Langit mulai cerah, embun perlahan-lahan luruh ke bumi, bangun tidur, cuci muka tanpa mandi. Pak Kusno sudah bergegas ke kedai minum yang terletak di ujung jalan menuju rumahnya. Â Sudah seperti tradisi di kampung Singge atau sekitarnya. Bapak-bapak seperti suatu keharusan sarapan di kedai kopi. Jarang mereka minum atau sarapan di rumah. Jika minum dan mengobrol di warung rasanya baru apdol melewati hari berlalu. Tak hanya pagi hari.
Sore hari juga kedai kopi selalu ramai hanya sampai jam 17.00 WIB. Kemudian  kedai tuak untuk selanjutnya yang selalu ramai pada malam hari.
Pak Kusno sudah sampai di warung, setiap Sabtu adalah hari libur jadi ada waktu untuk bercengkrama dengan warga kampung. Seperti biasa mereka bermain catur untuk menghabiskan waktu. Sekitar jam 9.00 WIB baru pada hengkang menuju kegiatan masing-masing. Kebiasaan menikmati hidup. Setelah minum dan sarapan di kedai kopi baru kemudian beranjak ke ladang atau ada yang pergi ke tempat lain.
Pagi  yang cerah, Pak Kusno sedang asyik bermain catur. Tak berapa lama anaknya yang nomor dua datang sambil membawa sepatunya yang robek.
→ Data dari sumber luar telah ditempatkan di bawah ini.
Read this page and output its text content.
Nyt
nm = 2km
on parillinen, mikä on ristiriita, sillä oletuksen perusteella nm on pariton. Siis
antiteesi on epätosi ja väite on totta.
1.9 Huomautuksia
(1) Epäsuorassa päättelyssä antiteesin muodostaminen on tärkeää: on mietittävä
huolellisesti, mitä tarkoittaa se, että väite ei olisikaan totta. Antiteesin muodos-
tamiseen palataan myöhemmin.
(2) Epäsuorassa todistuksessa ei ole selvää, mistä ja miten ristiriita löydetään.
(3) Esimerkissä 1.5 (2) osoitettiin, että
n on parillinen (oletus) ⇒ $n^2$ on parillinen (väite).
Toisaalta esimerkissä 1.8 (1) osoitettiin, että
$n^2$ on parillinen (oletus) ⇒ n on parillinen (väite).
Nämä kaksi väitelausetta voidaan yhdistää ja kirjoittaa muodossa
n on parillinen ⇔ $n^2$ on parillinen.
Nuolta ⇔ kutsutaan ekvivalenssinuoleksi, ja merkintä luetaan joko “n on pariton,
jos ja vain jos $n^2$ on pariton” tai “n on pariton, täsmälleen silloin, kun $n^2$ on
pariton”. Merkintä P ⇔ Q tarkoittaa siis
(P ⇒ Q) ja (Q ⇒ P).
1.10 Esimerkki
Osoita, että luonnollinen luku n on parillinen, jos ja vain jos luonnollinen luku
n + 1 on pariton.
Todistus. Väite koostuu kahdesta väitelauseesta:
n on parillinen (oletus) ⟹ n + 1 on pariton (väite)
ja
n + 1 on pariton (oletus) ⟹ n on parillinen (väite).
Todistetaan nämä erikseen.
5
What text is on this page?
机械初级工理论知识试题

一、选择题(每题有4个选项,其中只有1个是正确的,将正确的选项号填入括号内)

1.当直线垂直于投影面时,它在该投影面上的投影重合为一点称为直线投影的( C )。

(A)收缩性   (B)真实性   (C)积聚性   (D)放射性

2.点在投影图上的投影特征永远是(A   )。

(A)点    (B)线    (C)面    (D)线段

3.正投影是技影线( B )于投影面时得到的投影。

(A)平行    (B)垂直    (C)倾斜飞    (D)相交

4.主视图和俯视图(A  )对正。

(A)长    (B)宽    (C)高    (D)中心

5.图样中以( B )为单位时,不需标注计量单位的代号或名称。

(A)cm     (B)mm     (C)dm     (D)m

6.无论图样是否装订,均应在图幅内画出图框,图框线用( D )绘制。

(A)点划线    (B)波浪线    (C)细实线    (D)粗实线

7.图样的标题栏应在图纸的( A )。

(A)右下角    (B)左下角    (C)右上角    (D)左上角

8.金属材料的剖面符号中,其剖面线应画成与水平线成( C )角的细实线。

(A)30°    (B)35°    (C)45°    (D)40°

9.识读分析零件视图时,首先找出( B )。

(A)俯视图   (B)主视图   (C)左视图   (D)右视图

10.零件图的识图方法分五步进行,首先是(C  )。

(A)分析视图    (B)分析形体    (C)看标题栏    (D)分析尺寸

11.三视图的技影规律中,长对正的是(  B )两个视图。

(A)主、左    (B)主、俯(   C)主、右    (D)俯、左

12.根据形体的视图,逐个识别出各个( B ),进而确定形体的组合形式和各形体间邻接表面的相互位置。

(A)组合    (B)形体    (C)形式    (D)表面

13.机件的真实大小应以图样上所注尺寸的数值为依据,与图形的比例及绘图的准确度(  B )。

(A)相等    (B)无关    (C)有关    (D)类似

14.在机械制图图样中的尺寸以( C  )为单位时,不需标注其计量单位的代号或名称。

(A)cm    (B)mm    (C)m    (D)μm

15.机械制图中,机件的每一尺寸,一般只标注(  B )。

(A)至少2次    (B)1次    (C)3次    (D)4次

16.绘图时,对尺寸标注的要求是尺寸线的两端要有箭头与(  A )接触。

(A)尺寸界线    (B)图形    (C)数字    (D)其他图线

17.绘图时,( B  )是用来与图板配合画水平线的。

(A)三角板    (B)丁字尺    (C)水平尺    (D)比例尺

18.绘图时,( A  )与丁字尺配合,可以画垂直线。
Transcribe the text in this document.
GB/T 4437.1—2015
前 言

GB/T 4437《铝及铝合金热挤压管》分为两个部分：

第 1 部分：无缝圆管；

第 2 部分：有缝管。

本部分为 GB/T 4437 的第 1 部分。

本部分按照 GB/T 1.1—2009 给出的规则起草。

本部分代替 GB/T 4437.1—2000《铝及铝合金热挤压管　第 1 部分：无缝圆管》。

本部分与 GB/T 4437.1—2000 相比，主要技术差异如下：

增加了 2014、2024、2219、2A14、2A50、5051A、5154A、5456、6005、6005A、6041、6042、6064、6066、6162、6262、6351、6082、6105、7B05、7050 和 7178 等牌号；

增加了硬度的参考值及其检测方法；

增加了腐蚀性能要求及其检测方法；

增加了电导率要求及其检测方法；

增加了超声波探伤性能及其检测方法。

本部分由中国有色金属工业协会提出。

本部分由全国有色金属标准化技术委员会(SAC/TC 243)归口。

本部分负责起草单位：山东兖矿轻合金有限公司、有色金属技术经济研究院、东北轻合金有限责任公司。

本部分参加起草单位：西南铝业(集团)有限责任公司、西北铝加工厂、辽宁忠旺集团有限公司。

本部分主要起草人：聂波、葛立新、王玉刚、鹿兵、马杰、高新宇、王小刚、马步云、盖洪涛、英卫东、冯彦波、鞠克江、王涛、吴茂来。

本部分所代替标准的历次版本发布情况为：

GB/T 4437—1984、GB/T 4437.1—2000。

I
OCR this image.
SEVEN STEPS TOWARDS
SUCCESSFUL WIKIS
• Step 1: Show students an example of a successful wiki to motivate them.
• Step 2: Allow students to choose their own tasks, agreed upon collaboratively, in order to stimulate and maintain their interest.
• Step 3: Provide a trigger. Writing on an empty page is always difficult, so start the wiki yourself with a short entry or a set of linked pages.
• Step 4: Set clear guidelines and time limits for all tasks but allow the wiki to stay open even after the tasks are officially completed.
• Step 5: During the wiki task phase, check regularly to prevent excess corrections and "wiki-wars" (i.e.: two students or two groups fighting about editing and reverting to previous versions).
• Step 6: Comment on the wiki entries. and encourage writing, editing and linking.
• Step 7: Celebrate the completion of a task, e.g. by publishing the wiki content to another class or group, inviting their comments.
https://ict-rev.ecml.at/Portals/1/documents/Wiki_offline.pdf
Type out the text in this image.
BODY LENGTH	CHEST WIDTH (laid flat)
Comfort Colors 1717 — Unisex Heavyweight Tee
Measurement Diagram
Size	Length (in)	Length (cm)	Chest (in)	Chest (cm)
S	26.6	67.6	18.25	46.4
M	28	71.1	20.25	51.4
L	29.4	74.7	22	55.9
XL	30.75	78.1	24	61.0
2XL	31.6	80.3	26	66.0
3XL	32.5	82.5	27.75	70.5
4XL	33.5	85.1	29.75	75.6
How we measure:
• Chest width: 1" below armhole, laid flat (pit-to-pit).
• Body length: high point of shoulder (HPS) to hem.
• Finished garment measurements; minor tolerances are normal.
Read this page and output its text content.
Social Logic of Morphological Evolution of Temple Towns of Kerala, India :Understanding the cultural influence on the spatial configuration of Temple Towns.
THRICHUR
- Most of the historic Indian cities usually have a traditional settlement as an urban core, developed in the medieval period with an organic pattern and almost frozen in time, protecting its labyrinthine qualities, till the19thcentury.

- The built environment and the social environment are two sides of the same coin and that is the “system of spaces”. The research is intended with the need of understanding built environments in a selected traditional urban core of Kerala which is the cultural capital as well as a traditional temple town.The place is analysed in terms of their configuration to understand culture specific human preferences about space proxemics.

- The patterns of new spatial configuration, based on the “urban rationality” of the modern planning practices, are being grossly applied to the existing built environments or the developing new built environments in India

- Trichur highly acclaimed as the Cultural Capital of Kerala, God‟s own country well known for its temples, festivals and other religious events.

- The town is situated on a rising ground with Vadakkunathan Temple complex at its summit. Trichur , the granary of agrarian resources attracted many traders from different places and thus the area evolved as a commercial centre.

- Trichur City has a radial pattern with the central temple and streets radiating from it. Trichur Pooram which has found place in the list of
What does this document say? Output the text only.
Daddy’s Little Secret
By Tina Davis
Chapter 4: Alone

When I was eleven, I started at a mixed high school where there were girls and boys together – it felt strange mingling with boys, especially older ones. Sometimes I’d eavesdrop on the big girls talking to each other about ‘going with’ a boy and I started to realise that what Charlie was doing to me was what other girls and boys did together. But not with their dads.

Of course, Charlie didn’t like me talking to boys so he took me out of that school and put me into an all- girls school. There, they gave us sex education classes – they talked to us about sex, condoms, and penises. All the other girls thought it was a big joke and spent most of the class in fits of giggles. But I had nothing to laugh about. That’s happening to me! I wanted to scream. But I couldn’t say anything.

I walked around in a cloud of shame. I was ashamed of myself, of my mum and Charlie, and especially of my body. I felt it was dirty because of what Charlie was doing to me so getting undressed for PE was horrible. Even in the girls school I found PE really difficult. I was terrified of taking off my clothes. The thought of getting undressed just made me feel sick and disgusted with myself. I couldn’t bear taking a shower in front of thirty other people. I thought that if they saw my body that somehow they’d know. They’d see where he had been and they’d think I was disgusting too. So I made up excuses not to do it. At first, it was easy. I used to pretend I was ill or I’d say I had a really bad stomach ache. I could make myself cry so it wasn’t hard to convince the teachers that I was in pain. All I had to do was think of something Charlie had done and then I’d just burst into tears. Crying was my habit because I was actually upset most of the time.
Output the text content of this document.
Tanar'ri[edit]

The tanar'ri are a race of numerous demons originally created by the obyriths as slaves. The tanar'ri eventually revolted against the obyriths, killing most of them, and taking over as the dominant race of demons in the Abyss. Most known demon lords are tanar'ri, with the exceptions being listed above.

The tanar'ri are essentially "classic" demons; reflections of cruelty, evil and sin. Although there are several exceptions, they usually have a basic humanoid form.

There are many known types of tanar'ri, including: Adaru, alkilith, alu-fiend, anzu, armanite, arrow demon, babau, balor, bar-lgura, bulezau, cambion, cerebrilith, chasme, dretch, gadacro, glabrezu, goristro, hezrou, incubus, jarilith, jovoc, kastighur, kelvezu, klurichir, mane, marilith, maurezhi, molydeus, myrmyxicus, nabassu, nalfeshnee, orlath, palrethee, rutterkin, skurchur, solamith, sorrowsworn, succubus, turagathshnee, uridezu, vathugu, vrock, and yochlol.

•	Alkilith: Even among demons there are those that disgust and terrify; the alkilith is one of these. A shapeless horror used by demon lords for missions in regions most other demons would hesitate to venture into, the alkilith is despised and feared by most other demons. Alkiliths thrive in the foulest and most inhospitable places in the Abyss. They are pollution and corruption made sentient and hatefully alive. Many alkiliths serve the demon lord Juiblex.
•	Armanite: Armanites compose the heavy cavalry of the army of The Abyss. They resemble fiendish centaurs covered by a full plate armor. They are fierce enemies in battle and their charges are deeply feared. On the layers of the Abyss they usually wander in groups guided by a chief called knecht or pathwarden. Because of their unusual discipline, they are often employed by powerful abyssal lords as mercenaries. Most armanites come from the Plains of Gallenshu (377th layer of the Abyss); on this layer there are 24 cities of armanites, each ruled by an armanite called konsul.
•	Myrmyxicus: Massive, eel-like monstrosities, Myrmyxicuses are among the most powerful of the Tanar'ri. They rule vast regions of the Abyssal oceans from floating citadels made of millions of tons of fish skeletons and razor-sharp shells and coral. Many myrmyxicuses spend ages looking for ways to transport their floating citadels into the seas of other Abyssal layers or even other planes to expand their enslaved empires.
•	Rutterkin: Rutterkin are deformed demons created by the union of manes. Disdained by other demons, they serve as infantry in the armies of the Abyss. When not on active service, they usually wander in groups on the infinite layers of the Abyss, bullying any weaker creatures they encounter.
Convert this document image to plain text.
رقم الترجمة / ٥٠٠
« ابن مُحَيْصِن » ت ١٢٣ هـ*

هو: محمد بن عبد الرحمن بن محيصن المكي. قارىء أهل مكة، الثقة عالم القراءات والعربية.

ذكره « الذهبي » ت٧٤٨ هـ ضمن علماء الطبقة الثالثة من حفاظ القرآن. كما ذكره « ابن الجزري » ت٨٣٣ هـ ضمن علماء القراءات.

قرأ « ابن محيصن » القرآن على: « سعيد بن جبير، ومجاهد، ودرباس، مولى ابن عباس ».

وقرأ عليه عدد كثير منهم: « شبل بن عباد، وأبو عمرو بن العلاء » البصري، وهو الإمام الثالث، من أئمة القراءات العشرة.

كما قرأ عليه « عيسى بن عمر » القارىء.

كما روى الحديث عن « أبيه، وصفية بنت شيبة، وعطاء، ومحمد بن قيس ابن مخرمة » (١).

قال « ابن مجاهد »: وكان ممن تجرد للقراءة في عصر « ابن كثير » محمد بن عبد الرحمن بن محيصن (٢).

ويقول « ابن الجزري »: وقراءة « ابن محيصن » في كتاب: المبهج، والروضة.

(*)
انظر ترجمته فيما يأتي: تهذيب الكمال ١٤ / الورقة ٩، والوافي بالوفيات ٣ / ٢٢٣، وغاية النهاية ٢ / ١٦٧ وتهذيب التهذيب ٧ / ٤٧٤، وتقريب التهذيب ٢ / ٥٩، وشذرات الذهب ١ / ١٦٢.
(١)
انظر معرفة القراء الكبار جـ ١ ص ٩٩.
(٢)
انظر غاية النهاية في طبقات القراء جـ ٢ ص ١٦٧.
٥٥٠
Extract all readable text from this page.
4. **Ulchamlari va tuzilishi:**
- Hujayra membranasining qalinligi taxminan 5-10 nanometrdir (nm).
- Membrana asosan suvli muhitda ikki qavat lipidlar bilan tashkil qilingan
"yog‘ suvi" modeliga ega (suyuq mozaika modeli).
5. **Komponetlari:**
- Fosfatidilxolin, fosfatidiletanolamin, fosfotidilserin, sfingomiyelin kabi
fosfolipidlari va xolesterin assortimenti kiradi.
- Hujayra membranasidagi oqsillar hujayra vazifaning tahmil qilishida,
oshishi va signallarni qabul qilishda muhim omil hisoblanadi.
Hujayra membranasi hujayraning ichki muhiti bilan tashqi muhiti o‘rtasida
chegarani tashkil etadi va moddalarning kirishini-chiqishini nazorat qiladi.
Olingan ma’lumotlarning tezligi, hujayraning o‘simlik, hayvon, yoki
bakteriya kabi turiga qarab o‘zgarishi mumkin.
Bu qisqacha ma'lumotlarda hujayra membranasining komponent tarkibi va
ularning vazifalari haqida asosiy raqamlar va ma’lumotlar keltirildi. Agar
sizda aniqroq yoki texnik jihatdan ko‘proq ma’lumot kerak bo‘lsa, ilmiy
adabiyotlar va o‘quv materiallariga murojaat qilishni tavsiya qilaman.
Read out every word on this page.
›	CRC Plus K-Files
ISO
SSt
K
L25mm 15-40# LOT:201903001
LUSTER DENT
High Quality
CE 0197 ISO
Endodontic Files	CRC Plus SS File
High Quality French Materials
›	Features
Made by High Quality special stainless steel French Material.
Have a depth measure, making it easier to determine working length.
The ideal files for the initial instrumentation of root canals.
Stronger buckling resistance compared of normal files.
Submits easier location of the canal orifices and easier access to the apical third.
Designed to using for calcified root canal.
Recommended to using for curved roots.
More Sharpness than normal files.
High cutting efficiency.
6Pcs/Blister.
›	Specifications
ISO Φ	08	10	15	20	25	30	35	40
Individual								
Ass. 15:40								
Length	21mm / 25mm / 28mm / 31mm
"Pak, belikan sepatuku, "Johan sambil menenteng sepatu yang sobek dan menunjukkannya ke hadapan Pak Kusno.
"Lho kenapa kau tawarkan ke Bapak, sepatumu yang sobek."Pak Kusno menjawab perintah anaknya dengan wajah serius padahal teman-teman sebelahnya yang lagi pada asyik menikmati permainan catur sambil menunggu kopi dingin sudah mulai tertawa.
"Sedangkan yang baru saja yang kau tawarkan belum tentu aku mau beli,"Pak Kusno masih berseloroh. Sebenarnya dia tahu keinginan anaknya.
"Ihh Bapak, sepatuku sudah sobek belikan yang baru. Jika musim hujan, kaos kaki dan kakiku basah dan bahkan menjadi bau dan gatal."Johan dengan wajah memelas, sepatu sobeknya masih ada di tangannya.
"Oh sepatumu yang sobek, bilang dong dari tadi,"Pak Kusno tak merasa bersalah.